The electoral law of June 3, 1907, “built” the state system of administration—and, indeed, not only of administration—on a bloc of the feudal landlords and the top strata of the bourgeoisie, with the first-named social element retaining a tremendous preponderance in this bloc, while above both elements stood a virtually uncurtailed old authority. There is no need now to say what the specific nature of that authority, brought into being by the age-long his tory of serfdom, etc., has been and still is. At all events, the shift in 1905, the collapse of the old state of affairs, and the open and powerful actions of the masses and classes, necessitated the search for an alliance with particular social forces.

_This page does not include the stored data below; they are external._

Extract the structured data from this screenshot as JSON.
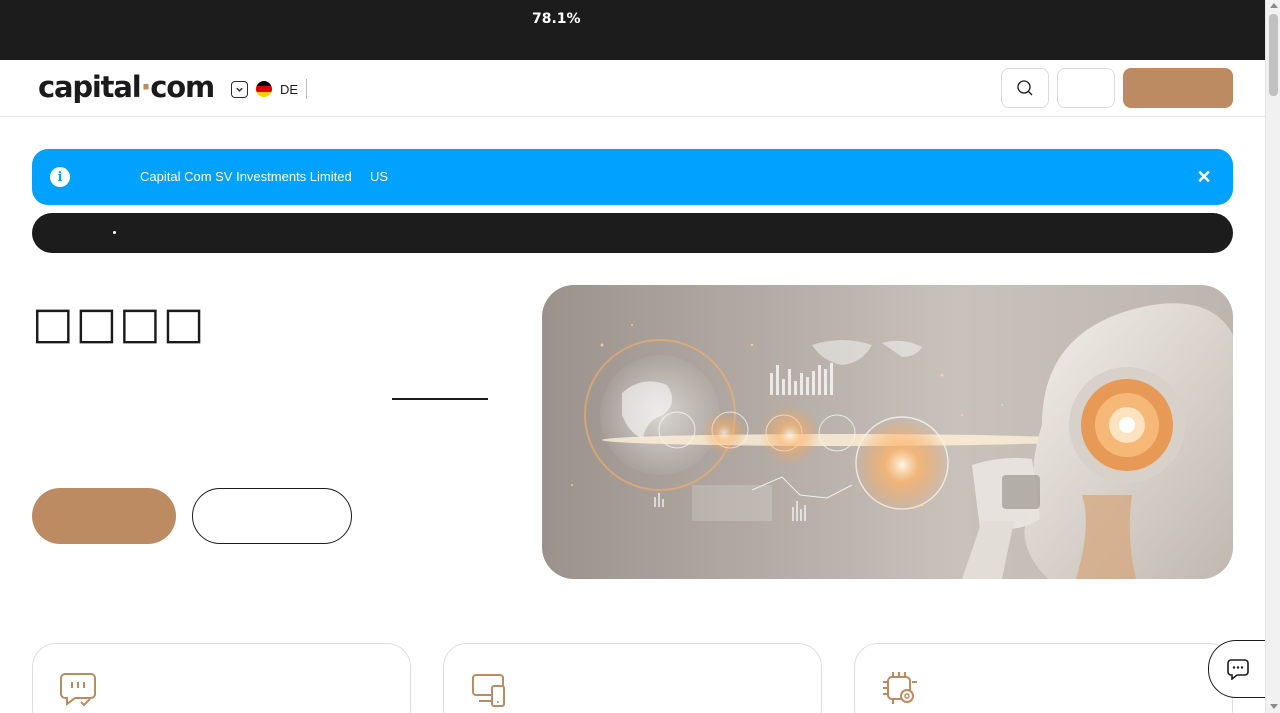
{
  "topbar": {
    "progress_text": "78.1%"
  },
  "header": {
    "logo_text_left": "capital",
    "logo_text_dot": "·",
    "logo_text_right": "com",
    "language_code": "DE",
    "icons": {
      "language_toggle": "chevron-down-icon",
      "flag": "germany-flag-icon",
      "search": "search-icon"
    }
  },
  "notice": {
    "entity_name": "Capital Com SV Investments Limited",
    "country": "US",
    "icons": {
      "info": "info-icon",
      "close": "close-icon"
    }
  },
  "hero": {
    "title": "□□□□",
    "image": "ai-robot-with-global-data-visualization"
  },
  "features": {
    "icons": [
      "chat-check-icon",
      "devices-icon",
      "chip-settings-icon"
    ]
  },
  "chat": {
    "icon": "chat-bubble-icon"
  },
  "colors": {
    "accent": "#bc8b62",
    "info_blue": "#00a1ff",
    "dark": "#1c1c1c"
  }
}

The hopes pinned on the “uneducated” muzhik in 1905–06 (the Bulygin and Witte electoral laws) were shattered. The July Third system “banked on the strong”, on the landlords and the bourgeois big-wigs. But in the course of a mere five years the experience of the Third Duma has begun to break this gamble as well! It would be hard to imagine greater servility than the Octobrists showed in 1907-12, and yet even they did not prove servile enough. The old authority (the “bureaucracy”), which is closely akin to them in character, was unable to get along even with them. The bourgeois policy in the countryside (the law of November 9[1]) and full assistance to capitalism were both directed by the very same Purishkeviches, and the results proved to be deplorable. Purishkevichism—refurbished, repaired, and freshened up with a new agrarian policy and a new system of representative institutions—continued to crush every thing and hamper progress.

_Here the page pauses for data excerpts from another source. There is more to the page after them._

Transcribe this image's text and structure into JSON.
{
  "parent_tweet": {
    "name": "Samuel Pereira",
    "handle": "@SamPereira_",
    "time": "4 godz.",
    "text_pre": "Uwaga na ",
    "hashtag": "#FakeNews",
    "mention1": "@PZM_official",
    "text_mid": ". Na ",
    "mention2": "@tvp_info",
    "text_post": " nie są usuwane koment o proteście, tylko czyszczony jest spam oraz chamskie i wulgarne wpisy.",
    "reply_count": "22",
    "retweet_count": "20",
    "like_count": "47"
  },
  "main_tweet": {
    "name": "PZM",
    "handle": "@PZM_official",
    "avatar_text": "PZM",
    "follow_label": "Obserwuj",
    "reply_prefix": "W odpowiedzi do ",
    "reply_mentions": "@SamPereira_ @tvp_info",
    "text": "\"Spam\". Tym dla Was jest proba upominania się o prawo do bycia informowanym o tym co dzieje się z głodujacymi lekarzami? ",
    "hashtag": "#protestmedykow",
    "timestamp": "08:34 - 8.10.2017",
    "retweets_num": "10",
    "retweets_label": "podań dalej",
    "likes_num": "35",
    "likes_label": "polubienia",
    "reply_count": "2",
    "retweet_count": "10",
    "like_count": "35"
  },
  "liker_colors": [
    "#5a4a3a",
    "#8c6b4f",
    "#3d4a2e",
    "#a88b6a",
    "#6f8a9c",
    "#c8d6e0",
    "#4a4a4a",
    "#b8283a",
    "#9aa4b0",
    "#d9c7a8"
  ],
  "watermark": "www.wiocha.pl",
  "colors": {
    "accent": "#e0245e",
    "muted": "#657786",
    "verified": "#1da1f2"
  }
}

The June Third system developed a crack. “Manipulation” of the elections became inevitable, just as Bonapartist methods are historically inevitable when there is no solid, durable and tested integral social basis, and when there is a need to manoeuvre among heterogeneous elements. If the democratic classes are powerless, or have been greatly weakened for temporary reasons, such methods may be attended by “success” over a number of years. But even the “classical” examples of Bismarck in the sixties of the last century, or of Napoleon III, bear witness that things do not work out without the most drastic changes (in Prussia it was a “revolution from above”[2] and several exception ally successful wars).